Each record in the ledger represents a given operation fact that has occurred. The content of the record can only be appended and cannot be modified. The consistency between the tamper-proof user table and the corresponding history table can be checked to identify and track the tampering behavior. In addition, the ledger database provides an API for checking the tamper-proof user table consistency and an API for restoring and archiving history tables to meet the requirements of tampering identification, data expansion and mitigation, and historical data restoration and archiving.

AI Capabilities

AI4DB

AI4DB includes intelligent parameter tuning and diagnosis, slow SQL discovery, index recommendation, time sequence prediction, and exception detection. It provides users with more convenient O&M operations and performance improvement, and implements functions such as self-tuning, self-monitoring, and self-diagnosis.

DB4AI

DB4AI is compatible with the MADlib ecosystem, supports more than 70 algorithms, and delivers performance several times higher than that of MADlib on PostgreSQL. Advanced and common algorithm suites such as XGBoost, prophet, and GBDT are added to supplement the shortcomings of the MADlib ecosystem. The technology stack from SQL to machine learning is unified to implement one-click driving of SQL statements from data management to model training.
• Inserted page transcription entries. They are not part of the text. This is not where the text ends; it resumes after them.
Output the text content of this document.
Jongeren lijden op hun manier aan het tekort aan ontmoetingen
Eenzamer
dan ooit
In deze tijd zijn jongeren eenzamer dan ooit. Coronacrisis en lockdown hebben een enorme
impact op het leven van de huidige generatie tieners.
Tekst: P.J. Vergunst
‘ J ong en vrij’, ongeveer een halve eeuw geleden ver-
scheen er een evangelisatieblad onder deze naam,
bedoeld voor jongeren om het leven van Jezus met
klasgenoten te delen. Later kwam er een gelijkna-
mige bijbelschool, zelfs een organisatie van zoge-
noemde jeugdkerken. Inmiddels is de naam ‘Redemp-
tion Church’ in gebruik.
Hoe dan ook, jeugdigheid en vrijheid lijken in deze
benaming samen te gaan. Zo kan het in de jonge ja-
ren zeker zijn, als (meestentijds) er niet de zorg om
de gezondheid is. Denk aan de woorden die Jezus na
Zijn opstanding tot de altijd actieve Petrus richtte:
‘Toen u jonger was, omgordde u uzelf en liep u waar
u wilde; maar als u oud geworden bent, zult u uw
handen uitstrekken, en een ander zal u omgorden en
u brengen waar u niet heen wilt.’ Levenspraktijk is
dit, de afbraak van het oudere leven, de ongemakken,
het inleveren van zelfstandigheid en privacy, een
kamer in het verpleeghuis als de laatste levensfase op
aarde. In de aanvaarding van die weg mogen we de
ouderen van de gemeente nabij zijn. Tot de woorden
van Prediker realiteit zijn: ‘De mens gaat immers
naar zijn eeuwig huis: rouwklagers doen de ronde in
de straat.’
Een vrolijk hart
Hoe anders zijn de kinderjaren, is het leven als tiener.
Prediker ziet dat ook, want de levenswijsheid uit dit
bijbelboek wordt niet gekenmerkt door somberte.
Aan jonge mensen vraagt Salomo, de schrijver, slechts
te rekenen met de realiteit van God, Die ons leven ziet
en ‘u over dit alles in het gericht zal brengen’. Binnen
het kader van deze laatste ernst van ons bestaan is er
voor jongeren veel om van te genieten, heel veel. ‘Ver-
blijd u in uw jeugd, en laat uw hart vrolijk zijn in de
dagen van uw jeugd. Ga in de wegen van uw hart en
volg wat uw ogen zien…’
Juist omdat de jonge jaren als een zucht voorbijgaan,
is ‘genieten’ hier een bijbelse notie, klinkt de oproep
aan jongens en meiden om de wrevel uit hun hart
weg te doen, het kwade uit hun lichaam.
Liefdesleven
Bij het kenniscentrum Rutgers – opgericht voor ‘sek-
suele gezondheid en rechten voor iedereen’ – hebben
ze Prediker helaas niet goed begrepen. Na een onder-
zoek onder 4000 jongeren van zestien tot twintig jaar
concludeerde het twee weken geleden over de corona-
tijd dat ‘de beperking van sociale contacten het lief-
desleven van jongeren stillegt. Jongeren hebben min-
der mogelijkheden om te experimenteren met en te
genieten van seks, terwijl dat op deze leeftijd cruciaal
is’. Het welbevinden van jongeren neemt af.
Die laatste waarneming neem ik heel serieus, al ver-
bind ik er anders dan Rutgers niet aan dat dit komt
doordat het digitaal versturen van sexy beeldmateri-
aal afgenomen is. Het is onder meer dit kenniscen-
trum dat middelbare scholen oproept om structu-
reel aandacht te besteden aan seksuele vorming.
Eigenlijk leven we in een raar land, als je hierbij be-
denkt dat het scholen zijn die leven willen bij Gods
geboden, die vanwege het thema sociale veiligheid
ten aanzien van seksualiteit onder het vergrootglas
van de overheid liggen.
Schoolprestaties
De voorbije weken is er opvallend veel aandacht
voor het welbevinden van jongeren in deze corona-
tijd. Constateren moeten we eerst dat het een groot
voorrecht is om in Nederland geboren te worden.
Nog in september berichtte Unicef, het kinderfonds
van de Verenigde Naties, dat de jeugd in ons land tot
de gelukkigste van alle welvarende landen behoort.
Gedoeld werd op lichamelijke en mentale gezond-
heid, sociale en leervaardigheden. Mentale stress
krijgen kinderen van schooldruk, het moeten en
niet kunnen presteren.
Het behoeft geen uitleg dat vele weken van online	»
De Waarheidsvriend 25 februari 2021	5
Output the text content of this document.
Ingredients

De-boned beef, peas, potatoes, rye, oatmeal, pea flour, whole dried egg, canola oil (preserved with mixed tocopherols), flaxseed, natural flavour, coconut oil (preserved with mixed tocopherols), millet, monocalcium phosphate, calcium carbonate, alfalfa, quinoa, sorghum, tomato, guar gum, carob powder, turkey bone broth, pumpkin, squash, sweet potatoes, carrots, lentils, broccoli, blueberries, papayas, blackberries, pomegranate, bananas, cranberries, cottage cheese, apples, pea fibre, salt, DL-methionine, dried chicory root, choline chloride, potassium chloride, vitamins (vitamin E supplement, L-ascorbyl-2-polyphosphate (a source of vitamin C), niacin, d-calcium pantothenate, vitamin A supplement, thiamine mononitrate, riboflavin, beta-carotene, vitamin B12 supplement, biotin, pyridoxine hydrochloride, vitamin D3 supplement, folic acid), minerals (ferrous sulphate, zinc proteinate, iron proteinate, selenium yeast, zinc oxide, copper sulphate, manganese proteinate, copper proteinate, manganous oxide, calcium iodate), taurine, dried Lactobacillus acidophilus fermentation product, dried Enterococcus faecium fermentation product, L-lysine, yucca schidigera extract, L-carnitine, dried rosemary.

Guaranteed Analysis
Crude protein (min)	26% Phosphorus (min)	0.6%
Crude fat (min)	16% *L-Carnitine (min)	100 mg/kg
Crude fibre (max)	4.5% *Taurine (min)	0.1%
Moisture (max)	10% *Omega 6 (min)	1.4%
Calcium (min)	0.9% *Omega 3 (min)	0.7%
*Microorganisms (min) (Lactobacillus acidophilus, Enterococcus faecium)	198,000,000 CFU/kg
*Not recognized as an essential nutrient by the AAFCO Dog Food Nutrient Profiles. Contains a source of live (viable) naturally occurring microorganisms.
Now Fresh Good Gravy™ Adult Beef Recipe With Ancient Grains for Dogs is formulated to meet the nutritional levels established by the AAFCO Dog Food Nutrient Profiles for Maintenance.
The fenced UDF and native DB4AI algorithm capabilities are provided, including the execution plan, operators, and SQL syntax in the database.

ABO Optimizer

The ABO optimizer features that openGauss uses lightweight machine learning to optimize query plans. The current version provides two functions: intelligent cardinality estimation and adaptive plan selection.

Intelligent cardinality estimation uses the Bayesian network algorithm in the database to improve the cardinality estimation accuracy of multi-column equality query on data with strong correlation between columns by several times, and significantly improves the end-to-end execution efficiency.
Adaptive plan selection uses linear expansion of query selection rate to explore cache plans, and uses query selection rate range to match and select cache plans. This compensates for the defect that the execution plan cannot adapt to a single general cache plan, and avoids the cost caused by frequent calling of query optimization. In typical scenarios, the performance can be improved by several times.